Koran film sparks outrage
Updated on 28 March 2008
Islamists have held angry demonstrations after a Dutch politician released a film that accused the Koran of inciting violence.
The movie, called Fitna after the Arabic word for strife, mixes images of the September 11 attacks and other atrocities with quotations from the Muslim holy book.
It urges Muslims to tear out "hate-filled" verses from the Koran and starts and finishes with a cartoon of the Prophet Mohammad with a bomb under his turban, originally published in Danish newspapers, accompanied by the sound of ticking.

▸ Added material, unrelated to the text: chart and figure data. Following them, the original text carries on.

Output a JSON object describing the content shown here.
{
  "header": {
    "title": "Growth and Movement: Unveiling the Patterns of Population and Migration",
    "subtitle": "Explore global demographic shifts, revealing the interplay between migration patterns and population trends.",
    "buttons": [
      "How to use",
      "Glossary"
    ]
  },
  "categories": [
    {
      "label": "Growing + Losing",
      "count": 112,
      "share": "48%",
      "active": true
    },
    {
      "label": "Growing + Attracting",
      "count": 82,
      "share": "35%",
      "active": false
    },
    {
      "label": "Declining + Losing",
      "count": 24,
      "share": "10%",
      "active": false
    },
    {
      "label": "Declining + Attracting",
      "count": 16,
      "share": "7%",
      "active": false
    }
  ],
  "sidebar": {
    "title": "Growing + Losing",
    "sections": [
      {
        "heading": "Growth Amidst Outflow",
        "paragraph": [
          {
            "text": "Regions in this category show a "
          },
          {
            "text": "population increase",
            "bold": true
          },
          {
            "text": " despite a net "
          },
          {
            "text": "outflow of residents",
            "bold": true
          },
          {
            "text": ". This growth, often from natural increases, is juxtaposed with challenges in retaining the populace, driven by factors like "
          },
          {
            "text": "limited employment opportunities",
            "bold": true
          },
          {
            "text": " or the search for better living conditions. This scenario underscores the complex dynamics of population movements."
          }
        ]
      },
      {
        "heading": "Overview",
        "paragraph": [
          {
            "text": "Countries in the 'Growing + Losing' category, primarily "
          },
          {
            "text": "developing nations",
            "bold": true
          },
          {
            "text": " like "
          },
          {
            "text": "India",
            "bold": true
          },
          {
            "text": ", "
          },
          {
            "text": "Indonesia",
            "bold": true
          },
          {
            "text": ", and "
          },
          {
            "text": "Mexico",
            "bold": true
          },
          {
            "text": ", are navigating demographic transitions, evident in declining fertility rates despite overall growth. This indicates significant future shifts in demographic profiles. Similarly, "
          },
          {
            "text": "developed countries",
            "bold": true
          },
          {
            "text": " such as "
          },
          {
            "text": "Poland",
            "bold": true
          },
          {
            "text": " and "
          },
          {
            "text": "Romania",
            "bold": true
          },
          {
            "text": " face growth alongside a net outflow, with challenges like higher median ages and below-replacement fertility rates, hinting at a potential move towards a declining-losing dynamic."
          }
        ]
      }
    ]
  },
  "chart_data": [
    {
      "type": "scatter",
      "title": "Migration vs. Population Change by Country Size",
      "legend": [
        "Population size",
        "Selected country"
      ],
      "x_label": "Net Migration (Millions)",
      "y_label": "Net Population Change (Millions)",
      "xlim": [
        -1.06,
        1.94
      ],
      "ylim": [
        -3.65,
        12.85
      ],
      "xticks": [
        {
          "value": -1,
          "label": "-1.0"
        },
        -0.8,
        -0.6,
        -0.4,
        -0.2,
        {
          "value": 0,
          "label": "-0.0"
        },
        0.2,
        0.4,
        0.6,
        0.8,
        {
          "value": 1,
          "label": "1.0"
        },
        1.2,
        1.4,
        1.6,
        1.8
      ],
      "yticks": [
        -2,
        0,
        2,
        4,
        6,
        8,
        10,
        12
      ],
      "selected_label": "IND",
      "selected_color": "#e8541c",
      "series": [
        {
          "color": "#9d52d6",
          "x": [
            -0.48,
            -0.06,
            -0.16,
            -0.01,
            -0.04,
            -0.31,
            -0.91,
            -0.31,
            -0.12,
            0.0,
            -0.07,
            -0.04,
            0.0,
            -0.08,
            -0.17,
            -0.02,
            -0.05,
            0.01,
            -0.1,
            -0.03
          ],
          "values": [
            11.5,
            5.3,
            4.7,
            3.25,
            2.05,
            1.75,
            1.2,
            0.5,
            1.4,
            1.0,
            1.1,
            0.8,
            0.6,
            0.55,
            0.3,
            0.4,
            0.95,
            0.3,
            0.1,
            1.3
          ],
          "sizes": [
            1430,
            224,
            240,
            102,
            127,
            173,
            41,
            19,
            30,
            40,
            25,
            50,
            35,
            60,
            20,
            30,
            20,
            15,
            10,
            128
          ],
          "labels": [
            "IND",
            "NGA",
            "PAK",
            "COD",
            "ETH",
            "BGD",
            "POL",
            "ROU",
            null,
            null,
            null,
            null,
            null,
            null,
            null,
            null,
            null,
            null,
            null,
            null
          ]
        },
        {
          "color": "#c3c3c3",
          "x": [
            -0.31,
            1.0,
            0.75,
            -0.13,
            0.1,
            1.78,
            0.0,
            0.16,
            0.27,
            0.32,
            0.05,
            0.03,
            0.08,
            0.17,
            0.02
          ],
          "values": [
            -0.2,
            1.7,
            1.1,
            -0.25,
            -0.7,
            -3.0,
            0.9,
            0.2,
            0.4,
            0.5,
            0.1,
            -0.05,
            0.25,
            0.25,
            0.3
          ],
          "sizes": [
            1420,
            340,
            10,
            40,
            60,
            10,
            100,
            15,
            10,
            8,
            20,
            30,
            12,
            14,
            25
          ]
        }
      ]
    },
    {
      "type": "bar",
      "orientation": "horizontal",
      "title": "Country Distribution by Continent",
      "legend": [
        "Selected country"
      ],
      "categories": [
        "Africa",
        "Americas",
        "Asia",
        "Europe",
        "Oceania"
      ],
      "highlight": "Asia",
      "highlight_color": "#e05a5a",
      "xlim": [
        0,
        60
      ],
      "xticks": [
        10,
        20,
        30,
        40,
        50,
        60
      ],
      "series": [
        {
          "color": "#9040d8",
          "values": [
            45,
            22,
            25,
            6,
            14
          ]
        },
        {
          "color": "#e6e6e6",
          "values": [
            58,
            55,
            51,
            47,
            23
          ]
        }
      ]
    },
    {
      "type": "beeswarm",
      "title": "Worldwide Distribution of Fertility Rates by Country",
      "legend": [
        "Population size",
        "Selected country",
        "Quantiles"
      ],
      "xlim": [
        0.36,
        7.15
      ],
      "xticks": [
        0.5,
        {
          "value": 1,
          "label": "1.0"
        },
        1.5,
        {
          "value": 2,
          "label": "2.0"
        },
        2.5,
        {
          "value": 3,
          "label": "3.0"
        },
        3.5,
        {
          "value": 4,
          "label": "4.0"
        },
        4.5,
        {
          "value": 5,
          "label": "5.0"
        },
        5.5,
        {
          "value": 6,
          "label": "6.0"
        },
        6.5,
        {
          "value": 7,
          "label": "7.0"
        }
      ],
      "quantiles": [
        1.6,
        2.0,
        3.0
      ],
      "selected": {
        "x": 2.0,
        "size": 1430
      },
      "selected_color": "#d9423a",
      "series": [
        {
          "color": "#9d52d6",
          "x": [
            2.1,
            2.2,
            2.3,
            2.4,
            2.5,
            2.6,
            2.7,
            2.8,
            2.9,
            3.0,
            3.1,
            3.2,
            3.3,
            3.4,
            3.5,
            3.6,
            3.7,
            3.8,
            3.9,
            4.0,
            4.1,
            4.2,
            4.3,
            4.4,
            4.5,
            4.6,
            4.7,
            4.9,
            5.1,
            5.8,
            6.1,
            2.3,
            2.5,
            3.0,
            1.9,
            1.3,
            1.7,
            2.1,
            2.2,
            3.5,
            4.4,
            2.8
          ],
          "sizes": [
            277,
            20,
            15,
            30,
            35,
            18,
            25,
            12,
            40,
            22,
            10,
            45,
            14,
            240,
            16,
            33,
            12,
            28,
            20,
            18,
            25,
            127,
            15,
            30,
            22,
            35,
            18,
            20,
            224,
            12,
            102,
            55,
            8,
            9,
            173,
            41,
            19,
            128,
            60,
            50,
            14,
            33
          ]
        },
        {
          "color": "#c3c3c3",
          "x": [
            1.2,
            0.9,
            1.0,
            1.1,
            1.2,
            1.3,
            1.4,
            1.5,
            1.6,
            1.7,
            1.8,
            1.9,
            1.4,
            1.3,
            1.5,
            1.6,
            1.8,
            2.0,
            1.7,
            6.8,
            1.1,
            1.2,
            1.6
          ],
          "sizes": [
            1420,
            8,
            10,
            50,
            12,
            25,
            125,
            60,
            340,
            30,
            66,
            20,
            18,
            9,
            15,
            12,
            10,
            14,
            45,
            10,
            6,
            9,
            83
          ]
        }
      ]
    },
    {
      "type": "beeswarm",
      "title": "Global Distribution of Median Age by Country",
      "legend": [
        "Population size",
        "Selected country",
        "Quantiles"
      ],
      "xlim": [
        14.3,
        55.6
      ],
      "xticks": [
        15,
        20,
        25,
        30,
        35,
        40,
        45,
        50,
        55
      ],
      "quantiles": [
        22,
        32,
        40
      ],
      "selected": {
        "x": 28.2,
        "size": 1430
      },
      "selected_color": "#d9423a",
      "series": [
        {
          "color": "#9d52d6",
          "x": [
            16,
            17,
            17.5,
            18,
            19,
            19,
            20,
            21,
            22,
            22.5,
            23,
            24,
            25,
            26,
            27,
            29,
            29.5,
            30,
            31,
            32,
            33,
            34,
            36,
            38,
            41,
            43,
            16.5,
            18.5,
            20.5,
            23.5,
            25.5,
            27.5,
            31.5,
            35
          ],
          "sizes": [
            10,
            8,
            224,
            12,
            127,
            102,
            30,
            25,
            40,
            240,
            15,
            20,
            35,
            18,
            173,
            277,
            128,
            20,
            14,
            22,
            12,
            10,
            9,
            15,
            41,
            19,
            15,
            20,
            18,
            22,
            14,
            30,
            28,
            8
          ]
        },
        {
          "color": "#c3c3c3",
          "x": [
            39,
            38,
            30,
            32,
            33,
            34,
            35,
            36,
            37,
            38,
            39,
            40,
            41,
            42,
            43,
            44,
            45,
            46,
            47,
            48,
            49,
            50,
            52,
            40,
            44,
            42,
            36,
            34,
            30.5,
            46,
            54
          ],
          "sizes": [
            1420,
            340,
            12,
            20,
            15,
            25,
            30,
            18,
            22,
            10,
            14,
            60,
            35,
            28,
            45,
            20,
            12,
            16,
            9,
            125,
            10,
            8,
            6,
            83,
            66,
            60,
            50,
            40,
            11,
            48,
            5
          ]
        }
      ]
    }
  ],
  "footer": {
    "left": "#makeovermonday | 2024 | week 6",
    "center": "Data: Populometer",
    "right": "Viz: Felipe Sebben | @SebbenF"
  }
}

The man responsible, MP Geert Wilders, who heads the anti-immigration Freedom Party, has been under armed guard after getting death threats.
Iran condemned the film along with Indonesia, the world's most populous Muslim nation and a former Dutch colony.
A spokesman for the southeast Asian country's foreign ministry said: "We are of the view that the film has a racist flavour and is an insult to Islam, hidden under the cover of freedom of expression."
But Dutch Muslim leaders appealed for calm and have called on Muslims worldwide not to target Dutch interests.
In a statement on live television in both Dutch and English, Prime Minister Jan Peter Balkenende said he rejected Wilders' views and was pleased by the restrained reaction of Dutch Muslim organisations.
Demonstrators took to the streets from Afghanistan to Indonesia to burn Dutch and Danish flags after newspapers reprinted the caricatures of Mohammed following the arrest of three men on suspicion of trying to kill the cartoonist, Kurt Westergaard.